Dear Blogger
Answers to the State Craft Quiz earlier this week.
Bonar Law was the first British Prime Minister to be born outside of the UK in the then British colony of New Brunswick, now Canada.
Hugh Gaitskell. Labour leader from December 1955 he battled to rid the party of Clause lV which committed the party to nationalisation, was opposed to Suez, unilateral disarmament and British entry to the EEC. He died in 1963 aged 56 of complications from Flu following a visit to the Soviet Union which spawned many conspiracy theories.

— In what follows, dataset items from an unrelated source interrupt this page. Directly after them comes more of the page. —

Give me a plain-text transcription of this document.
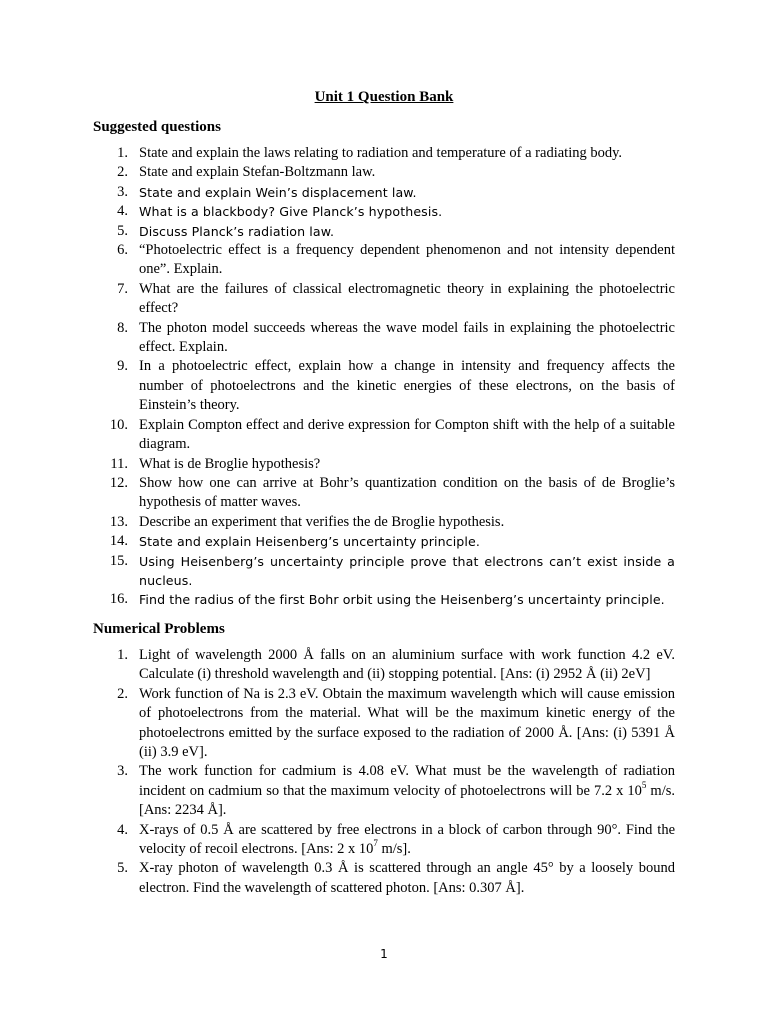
Unit 1 Question Bank
Suggested questions
1. State and explain the laws relating to radiation and temperature of a radiating body.
2. State and explain Stefan-Boltzmann law.
3. State and explain Wein’s displacement law.
4. What is a blackbody? Give Planck’s hypothesis.
5. Discuss Planck’s radiation law.
6. “Photoelectric effect is a frequency dependent phenomenon and not intensity dependent one”. Explain.
7. What are the failures of classical electromagnetic theory in explaining the photoelectric effect?
8. The photon model succeeds whereas the wave model fails in explaining the photoelectric effect. Explain.
9. In a photoelectric effect, explain how a change in intensity and frequency affects the number of photoelectrons and the kinetic energies of these electrons, on the basis of Einstein’s theory.
10. Explain Compton effect and derive expression for Compton shift with the help of a suitable diagram.
11. What is de Broglie hypothesis?
12. Show how one can arrive at Bohr’s quantization condition on the basis of de Broglie’s hypothesis of matter waves.
13. Describe an experiment that verifies the de Broglie hypothesis.
14. State and explain Heisenberg’s uncertainty principle.
15. Using Heisenberg’s uncertainty principle prove that electrons can’t exist inside a nucleus.
16. Find the radius of the first Bohr orbit using the Heisenberg’s uncertainty principle.
Numerical Problems
1. Light of wavelength 2000 Å falls on an aluminium surface with work function 4.2 eV. Calculate (i) threshold wavelength and (ii) stopping potential. [Ans: (i) 2952 Å (ii) 2eV]
2. Work function of Na is 2.3 eV. Obtain the maximum wavelength which will cause emission of photoelectrons from the material. What will be the maximum kinetic energy of the photoelectrons emitted by the surface exposed to the radiation of 2000 Å. [Ans: (i) 5391 Å (ii) 3.9 eV].
3. The work function for cadmium is 4.08 eV. What must be the wavelength of radiation incident on cadmium so that the maximum velocity of photoelectrons will be 7.2 x $10^5$ m/s. [Ans: 2234 Å].
4. X-rays of 0.5 Å are scattered by free electrons in a block of carbon through 90°. Find the velocity of recoil electrons. [Ans: 2 x $10^7$ m/s].
5. X-ray photon of wavelength 0.3 Å is scattered through an angle 45° by a loosely bound electron. Find the wavelength of scattered photon. [Ans: 0.307 Å].
1
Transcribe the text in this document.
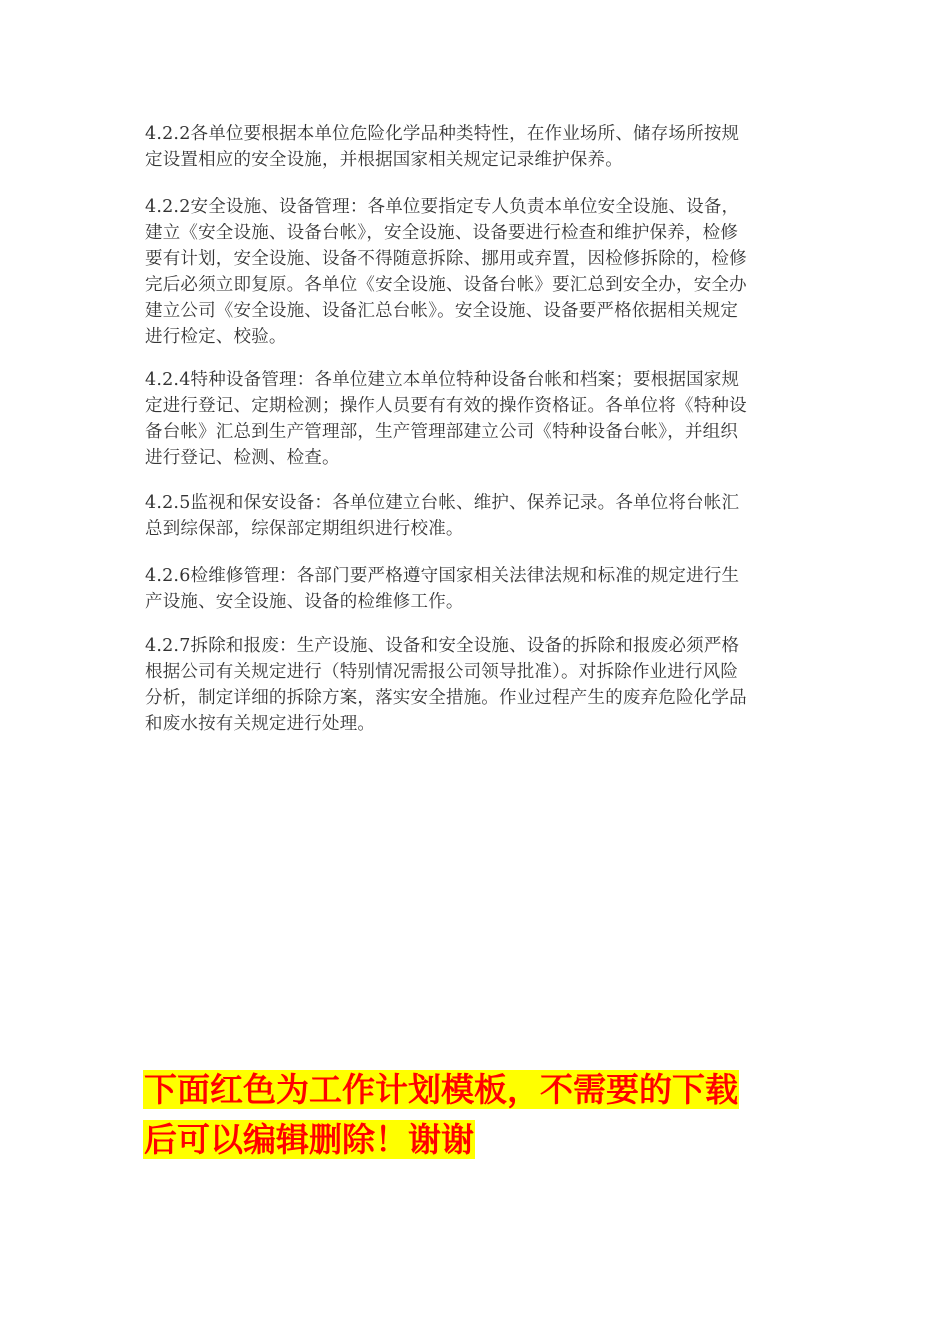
4.2.2各单位要根据本单位危险化学品种类特性，在作业场所、储存场所按规
定设置相应的安全设施，并根据国家相关规定记录维护保养。

4.2.2安全设施、设备管理：各单位要指定专人负责本单位安全设施、设备，
建立《安全设施、设备台帐》，安全设施、设备要进行检查和维护保养，检修
要有计划，安全设施、设备不得随意拆除、挪用或弃置，因检修拆除的，检修
完后必须立即复原。各单位《安全设施、设备台帐》要汇总到安全办，安全办
建立公司《安全设施、设备汇总台帐》。安全设施、设备要严格依据相关规定
进行检定、校验。

4.2.4特种设备管理：各单位建立本单位特种设备台帐和档案；要根据国家规
定进行登记、定期检测；操作人员要有有效的操作资格证。各单位将《特种设
备台帐》汇总到生产管理部，生产管理部建立公司《特种设备台帐》，并组织
进行登记、检测、检查。

4.2.5监视和保安设备：各单位建立台帐、维护、保养记录。各单位将台帐汇
总到综保部，综保部定期组织进行校准。

4.2.6检维修管理：各部门要严格遵守国家相关法律法规和标准的规定进行生
产设施、安全设施、设备的检维修工作。

4.2.7拆除和报废：生产设施、设备和安全设施、设备的拆除和报废必须严格
根据公司有关规定进行（特别情况需报公司领导批准）。对拆除作业进行风险
分析，制定详细的拆除方案，落实安全措施。作业过程产生的废弃危险化学品
和废水按有关规定进行处理。

下面红色为工作计划模板，不需要的下载
后可以编辑删除！谢谢
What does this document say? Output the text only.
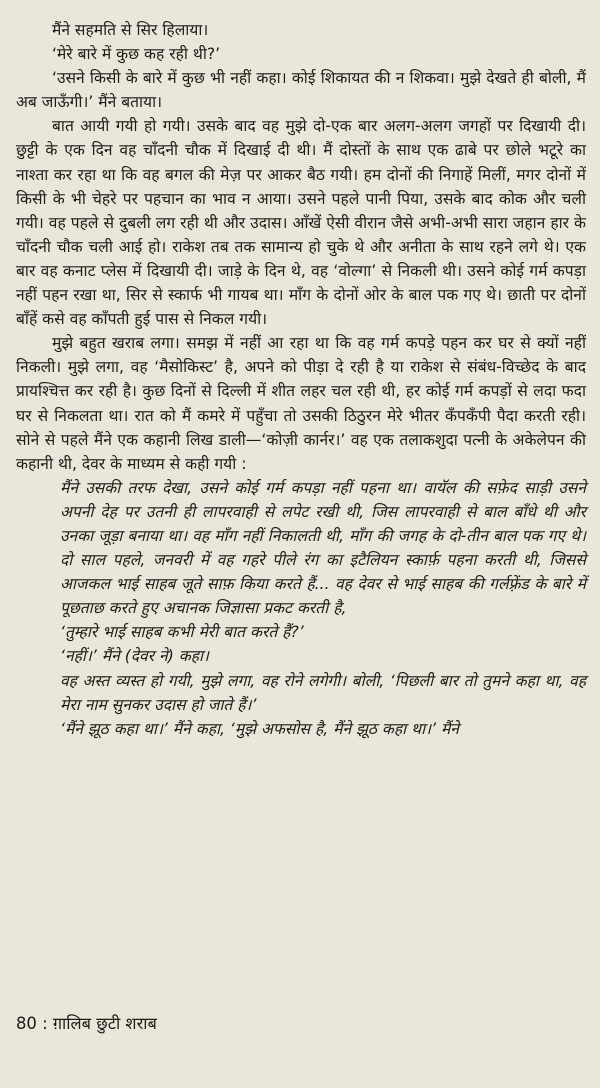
मैंने सहमति से सिर हिलाया।

‘मेरे बारे में कुछ कह रही थी?’

‘उसने किसी के बारे में कुछ भी नहीं कहा। कोई शिकायत की न शिकवा। मुझे देखते ही बोली, मैं अब जाऊँगी।’ मैंने बताया।

बात आयी गयी हो गयी। उसके बाद वह मुझे दो-एक बार अलग-अलग जगहों पर दिखायी दी। छुट्टी के एक दिन वह चाँदनी चौक में दिखाई दी थी। मैं दोस्तों के साथ एक ढाबे पर छोले भटूरे का नाश्ता कर रहा था कि वह बगल की मेज़ पर आकर बैठ गयी। हम दोनों की निगाहें मिलीं, मगर दोनों में किसी के भी चेहरे पर पहचान का भाव न आया। उसने पहले पानी पिया, उसके बाद कोक और चली गयी। वह पहले से दुबली लग रही थी और उदास। आँखें ऐसी वीरान जैसे अभी-अभी सारा जहान हार के चाँदनी चौक चली आई हो। राकेश तब तक सामान्य हो चुके थे और अनीता के साथ रहने लगे थे। एक बार वह कनाट प्लेस में दिखायी दी। जाड़े के दिन थे, वह ‘वोल्गा’ से निकली थी। उसने कोई गर्म कपड़ा नहीं पहन रखा था, सिर से स्कार्फ भी गायब था। माँग के दोनों ओर के बाल पक गए थे। छाती पर दोनों बाँहें कसे वह काँपती हुई पास से निकल गयी।

मुझे बहुत खराब लगा। समझ में नहीं आ रहा था कि वह गर्म कपड़े पहन कर घर से क्यों नहीं निकली। मुझे लगा, वह ‘मैसोकिस्ट’ है, अपने को पीड़ा दे रही है या राकेश से संबंध-विच्छेद के बाद प्रायश्चित्त कर रही है। कुछ दिनों से दिल्ली में शीत लहर चल रही थी, हर कोई गर्म कपड़ों से लदा फदा घर से निकलता था। रात को मैं कमरे में पहुँचा तो उसकी ठिठुरन मेरे भीतर कँपकँपी पैदा करती रही। सोने से पहले मैंने एक कहानी लिख डाली—‘कोज़ी कार्नर।’ वह एक तलाकशुदा पत्नी के अकेलेपन की कहानी थी, देवर के माध्यम से कही गयी :

मैंने उसकी तरफ देखा, उसने कोई गर्म कपड़ा नहीं पहना था। वायॅल की सफ़ेद साड़ी उसने अपनी देह पर उतनी ही लापरवाही से लपेट रखी थी, जिस लापरवाही से बाल बाँधे थी और उनका जूड़ा बनाया था। वह माँग नहीं निकालती थी, माँग की जगह के दो-तीन बाल पक गए थे। दो साल पहले, जनवरी में वह गहरे पीले रंग का इटैलियन स्कार्फ़ पहना करती थी, जिससे आजकल भाई साहब जूते साफ़ किया करते हैं... वह देवर से भाई साहब की गर्लफ़्रेंड के बारे में पूछताछ करते हुए अचानक जिज्ञासा प्रकट करती है,

‘तुम्हारे भाई साहब कभी मेरी बात करते हैं?’

‘नहीं।’ मैंने (देवर ने) कहा।

वह अस्त व्यस्त हो गयी, मुझे लगा, वह रोने लगेगी। बोली, ‘पिछली बार तो तुमने कहा था, वह मेरा नाम सुनकर उदास हो जाते हैं।’

‘मैंने झूठ कहा था।’ मैंने कहा, ‘मुझे अफसोस है, मैंने झूठ कहा था।’ मैंने

80 : ग़ालिब छुटी शराब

Harold Wilson had a holiday home in the Scilly Isles. He nearly drowned, aged 57, in 1973 having fallen out of his boat. Six months later he became Prime Minister again.
Canada. He was Liberal leader and PM three times up to 1948.
Novelist John Buchan who was famous for The Thirty Nine Steps made into many film adaptions.
Australia. He founded the Liberal Party and served two terms as Prime Minster 1939-41 and 1949-1966.
Sirimavo Bandaranaike became Prime Minister of Ceylon, later Sri Lanka, and served three terms.
Gamal Abdel Nasser. The monarchy was abolished in 1953 but Nasser only became second President in 1956.
Umberto 11 who reigned for just 34 days in 1946 giving him the nickname the May King. His father King Victor Emmanuel 111 stepped aside hoping that this would neutralise the referendum abolishing the monarchy which was already in preparation.
Alexander 111 - he died of terminal kidney disease. His father had been assassinated which fate also attended his son Tsar Nicholas 11.
Theodore Roosevelt Jnr 26th President 1901-1909. An early conservationist he was most proud of the creation of National Parks. His nickname was Teddy and his face is carved into the rocks at Mount Rushmore. He was distantly related to FD Roosevelt.
Alec Douglas-Home, PM October 1963-October 1964. Born in Mayfair in the same house where Barbara Cartland he had various titles throughout his life but renounced his earldom when he became PM.
This was allegedly said by the mercurial David Loyd-George earlier in his career rather than Winston Churchill who had rather stronger criticism of Chamberlain's appeasement policy.
George Lansbury, whose daughter is Angela Lansbury. Lansbury operated in a period of political turbulence. Widely regarded as a man of principal a postwar Polar housing estate is named after him.
Jeremy Thorpe. Credited with a revival in Liberal fortunes at the ballot box, Thorpe's political career rose to great heights only to be dashed by scandal in the manner of a Greek tragedy.